Ellende stapelt zich gestaag op in Hwaran (‘hopeloos’), waarin tiener Yeon-gyu, ondanks verwoede pogingen een goed mens te zijn, terechtkomt in een draaikolk van geweld. De openingsscène is de eerste klap in het gezicht van de nietsvermoedende kijker, wanneer Yeon-gyu (een mooie rol van debutant Hong Xa-bin) een schoolgenoot met een steen knock-out slaat. Minimalistisch gefilmd, maar met benadrukt geluid, dat de bruutheid van de daad nog harder binnen laat komen.
De volgende scènes – waarin zijn moeder op school is geroepen – maken impliciet veel duidelijk: Yeon-gyu deed het om zijn halfzusje Ha-yan te beschermen en hij heeft een gewelddadige stiefvader voor wie zijn moeder bang is. Vanaf dit moment begint een neerwaartse spiraal voor de jongen, die tot dan toe braaf bezorgingen deed voor een restaurant en daarmee geld spaarde voor zijn grote droom: samen met zijn moeder naar het paradijselijke Nederland reizen en daar een nieuwe toekomst beginnen.

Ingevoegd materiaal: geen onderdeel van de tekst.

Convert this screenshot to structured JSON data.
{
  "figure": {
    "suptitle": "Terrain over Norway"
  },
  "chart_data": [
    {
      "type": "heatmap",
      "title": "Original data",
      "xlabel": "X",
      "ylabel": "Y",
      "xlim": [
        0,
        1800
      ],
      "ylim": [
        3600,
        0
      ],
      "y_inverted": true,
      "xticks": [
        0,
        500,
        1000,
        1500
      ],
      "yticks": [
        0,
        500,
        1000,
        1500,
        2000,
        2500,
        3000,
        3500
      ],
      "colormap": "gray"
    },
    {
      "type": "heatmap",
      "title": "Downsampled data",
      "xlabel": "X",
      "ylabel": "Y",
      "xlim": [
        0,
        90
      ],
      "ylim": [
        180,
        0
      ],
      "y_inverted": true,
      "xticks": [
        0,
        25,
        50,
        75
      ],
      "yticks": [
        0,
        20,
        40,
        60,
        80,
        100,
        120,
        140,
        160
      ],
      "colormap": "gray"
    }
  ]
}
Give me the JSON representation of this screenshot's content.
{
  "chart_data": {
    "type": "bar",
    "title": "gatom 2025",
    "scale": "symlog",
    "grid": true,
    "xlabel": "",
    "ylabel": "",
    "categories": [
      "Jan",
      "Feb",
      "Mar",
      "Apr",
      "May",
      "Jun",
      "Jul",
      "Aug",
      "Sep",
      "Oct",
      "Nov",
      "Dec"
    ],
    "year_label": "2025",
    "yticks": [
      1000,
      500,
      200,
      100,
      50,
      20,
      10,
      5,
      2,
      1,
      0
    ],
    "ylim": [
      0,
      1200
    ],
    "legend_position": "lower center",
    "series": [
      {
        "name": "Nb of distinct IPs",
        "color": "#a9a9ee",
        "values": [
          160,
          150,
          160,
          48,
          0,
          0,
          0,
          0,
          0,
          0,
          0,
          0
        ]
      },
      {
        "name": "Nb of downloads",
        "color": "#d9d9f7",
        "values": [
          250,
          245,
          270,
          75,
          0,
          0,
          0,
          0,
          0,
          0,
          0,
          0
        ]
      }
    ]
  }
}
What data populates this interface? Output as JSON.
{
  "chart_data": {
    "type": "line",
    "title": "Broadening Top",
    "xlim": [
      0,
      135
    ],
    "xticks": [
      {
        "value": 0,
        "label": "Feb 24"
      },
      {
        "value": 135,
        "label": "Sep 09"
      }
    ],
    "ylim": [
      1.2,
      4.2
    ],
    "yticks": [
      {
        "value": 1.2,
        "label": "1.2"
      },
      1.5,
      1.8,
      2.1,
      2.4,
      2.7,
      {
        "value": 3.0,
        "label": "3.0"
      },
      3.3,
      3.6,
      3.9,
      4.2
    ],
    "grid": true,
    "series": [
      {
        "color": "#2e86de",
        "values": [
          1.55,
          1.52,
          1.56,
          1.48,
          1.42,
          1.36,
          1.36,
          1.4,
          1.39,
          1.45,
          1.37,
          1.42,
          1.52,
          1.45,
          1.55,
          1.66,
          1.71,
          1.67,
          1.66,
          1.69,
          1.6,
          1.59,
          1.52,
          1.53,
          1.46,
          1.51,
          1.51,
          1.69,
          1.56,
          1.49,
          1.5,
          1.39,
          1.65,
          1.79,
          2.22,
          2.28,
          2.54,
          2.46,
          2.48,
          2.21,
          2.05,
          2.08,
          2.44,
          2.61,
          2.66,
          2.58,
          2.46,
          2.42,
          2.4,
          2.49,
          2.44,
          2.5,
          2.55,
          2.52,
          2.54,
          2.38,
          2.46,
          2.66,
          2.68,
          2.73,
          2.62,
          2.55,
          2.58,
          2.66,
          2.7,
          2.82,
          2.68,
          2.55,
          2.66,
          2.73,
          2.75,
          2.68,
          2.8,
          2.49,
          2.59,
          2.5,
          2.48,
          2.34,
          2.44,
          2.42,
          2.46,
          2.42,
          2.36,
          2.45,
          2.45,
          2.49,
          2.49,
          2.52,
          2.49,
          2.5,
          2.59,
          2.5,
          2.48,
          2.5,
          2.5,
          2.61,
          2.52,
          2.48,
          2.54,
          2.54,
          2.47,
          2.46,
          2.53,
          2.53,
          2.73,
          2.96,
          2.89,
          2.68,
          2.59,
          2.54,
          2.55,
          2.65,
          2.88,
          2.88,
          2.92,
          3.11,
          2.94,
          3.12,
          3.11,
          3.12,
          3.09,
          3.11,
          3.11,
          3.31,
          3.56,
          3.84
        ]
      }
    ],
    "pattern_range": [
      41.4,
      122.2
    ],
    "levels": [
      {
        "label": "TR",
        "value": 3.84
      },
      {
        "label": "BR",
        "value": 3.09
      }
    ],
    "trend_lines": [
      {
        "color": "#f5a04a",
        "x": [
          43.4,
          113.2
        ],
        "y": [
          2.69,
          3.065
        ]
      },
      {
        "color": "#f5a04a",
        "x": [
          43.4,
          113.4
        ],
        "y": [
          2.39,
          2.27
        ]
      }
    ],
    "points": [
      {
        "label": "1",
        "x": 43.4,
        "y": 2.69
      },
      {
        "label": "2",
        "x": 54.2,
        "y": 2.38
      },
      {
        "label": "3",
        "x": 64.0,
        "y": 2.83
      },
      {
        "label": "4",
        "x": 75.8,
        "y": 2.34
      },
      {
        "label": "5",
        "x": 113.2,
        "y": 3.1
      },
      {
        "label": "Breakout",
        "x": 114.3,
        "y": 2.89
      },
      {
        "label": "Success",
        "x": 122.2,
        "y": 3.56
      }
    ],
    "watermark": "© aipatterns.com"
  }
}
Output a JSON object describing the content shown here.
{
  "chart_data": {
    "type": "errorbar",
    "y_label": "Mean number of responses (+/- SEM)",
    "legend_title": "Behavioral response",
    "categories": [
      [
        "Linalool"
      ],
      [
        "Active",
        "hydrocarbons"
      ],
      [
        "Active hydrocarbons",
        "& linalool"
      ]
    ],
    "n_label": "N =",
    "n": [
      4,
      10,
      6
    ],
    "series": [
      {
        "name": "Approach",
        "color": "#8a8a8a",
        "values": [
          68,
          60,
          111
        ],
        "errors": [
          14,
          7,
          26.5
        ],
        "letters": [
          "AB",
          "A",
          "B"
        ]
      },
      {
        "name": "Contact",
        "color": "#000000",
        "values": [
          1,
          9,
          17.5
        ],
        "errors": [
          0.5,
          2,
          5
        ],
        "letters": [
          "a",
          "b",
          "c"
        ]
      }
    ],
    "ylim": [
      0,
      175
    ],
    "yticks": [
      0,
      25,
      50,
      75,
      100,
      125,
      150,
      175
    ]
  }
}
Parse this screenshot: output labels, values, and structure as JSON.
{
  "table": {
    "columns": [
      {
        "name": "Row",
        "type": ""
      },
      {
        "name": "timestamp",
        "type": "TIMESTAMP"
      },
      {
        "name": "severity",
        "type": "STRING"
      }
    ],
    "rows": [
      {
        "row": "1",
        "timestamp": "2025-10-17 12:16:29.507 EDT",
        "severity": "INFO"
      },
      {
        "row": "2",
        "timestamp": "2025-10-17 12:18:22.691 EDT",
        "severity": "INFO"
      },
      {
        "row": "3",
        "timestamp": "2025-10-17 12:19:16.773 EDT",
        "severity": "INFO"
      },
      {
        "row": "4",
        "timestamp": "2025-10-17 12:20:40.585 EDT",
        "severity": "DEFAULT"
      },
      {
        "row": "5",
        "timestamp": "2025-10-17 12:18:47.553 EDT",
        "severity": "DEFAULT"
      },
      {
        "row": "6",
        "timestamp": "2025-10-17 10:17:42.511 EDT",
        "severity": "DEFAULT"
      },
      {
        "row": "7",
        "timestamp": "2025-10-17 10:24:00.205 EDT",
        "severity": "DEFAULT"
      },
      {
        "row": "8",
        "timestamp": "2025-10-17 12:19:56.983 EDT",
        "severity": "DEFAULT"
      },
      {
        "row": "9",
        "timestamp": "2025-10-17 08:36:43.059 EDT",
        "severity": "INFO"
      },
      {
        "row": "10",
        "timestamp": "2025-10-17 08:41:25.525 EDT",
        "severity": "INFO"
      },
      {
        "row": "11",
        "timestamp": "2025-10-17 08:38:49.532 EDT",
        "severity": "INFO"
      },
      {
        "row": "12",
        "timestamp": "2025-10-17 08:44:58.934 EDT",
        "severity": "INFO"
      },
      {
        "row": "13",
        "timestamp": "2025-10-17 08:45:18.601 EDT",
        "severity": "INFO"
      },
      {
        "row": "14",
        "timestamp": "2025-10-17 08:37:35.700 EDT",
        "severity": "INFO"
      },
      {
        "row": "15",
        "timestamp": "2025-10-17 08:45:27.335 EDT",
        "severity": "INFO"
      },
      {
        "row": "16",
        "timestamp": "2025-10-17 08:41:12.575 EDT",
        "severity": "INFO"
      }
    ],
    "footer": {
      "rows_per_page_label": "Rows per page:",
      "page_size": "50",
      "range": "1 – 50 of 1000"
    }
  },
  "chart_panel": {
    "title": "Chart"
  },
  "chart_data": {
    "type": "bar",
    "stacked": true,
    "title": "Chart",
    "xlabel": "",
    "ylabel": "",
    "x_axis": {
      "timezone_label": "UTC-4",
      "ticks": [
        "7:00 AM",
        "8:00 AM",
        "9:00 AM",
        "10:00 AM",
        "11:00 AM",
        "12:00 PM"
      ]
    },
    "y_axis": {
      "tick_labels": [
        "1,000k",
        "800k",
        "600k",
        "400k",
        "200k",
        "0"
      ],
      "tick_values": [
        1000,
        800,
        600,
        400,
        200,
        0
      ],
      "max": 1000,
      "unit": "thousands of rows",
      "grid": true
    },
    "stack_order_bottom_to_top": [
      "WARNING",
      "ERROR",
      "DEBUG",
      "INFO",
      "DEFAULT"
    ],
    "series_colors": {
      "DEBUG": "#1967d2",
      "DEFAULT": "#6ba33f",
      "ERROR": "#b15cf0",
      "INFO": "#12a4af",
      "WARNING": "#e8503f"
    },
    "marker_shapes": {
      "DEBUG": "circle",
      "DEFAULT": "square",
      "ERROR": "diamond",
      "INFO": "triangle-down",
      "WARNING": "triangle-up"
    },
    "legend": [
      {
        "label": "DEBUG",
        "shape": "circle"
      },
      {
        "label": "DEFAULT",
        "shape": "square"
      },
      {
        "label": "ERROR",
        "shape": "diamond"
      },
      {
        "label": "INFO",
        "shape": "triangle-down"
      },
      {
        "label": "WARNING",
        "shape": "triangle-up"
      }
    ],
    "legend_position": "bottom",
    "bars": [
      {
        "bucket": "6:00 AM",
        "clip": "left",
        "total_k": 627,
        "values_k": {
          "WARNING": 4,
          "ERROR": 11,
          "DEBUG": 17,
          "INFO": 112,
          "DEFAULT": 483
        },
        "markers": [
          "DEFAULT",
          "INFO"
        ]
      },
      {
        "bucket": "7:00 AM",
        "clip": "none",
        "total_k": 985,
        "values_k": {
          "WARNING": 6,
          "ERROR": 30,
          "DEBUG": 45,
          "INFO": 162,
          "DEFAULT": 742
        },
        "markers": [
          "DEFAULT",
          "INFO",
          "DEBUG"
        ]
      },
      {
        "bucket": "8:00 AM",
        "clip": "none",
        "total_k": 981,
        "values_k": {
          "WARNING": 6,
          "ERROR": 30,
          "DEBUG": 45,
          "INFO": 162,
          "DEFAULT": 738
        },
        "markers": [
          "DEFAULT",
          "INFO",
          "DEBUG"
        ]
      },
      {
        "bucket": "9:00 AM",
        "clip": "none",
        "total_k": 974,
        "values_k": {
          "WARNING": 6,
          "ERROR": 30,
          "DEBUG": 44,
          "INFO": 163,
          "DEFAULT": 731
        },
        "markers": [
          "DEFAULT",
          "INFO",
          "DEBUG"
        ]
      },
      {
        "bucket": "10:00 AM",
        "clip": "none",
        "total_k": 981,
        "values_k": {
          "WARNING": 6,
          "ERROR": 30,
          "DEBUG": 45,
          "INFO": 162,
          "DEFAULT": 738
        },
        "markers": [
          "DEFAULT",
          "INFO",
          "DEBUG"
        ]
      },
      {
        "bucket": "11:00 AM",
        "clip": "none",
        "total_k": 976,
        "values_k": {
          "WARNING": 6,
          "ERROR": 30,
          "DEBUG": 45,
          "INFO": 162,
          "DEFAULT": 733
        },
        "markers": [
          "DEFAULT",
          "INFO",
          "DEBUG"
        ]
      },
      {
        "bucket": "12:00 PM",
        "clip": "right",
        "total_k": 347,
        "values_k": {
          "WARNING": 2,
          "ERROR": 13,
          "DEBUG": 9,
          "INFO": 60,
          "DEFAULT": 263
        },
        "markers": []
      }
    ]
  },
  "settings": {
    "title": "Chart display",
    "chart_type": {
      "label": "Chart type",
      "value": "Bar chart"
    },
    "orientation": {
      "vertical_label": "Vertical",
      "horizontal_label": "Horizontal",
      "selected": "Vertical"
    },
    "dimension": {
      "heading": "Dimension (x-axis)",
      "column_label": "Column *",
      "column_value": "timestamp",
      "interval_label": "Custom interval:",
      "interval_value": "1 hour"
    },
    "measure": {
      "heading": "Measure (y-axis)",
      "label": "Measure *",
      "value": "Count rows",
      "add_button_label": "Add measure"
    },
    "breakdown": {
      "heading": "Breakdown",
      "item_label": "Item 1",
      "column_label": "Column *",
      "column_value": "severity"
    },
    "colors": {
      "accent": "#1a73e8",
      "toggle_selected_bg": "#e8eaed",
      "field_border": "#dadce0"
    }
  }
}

Helaas stuurt zijn drang tot eigenrichting hem een compleet ander pad op: hij moet nu een enorme smak geld bij elkaar zien te krijgen om de familie van zijn slachtoffer tegemoet te komen en hij heeft zich de woede van diens broer – een soort bendeleider – op de hals gehaald.
Er lijkt redding te komen in de vorm van Chi-geon, een ondoorgrondelijke baas van een criminele organisatie, die zich het lot van de onfortuinlijke tiener aantrekt omdat hij zichzelf in hem terugziet. Yeon-gyu ziet in de misdaad een manier om al zijn (financiële) problemen op te lossen, maar kan al snel de consequenties niet meer overzien.
Kim Chang-hoon maakt, met een relatief klein budget, een degelijke misdaadfilm en psychologische thriller, waarin het geweld soms gruwelijk is en de nuance in emoties af en toe ver te zoeken. De personages zijn niet bijzonder gelaagd en de benderomantiek tamelijk cliché, de vrouwen komen er behoorlijk bekaaid af, maar het camerawerk is solide, de spanning mooi onderhuids en het acteerwerk on point – zeker van debutanten Hong Xa-bin en rapper Bibi. En hoewel de film maar liefst twee uur en dertien minuten duurt (wat tegenwoordig niet eens overdreven lang meer is) verveelt hij nergens. De regisseur levert een indrukwekkend visitekaartje af en maakt nieuwsgierig naar volgende projecten, waarin hij hopelijk meer ruimte geeft aan de ontwikkeling van zijn personages.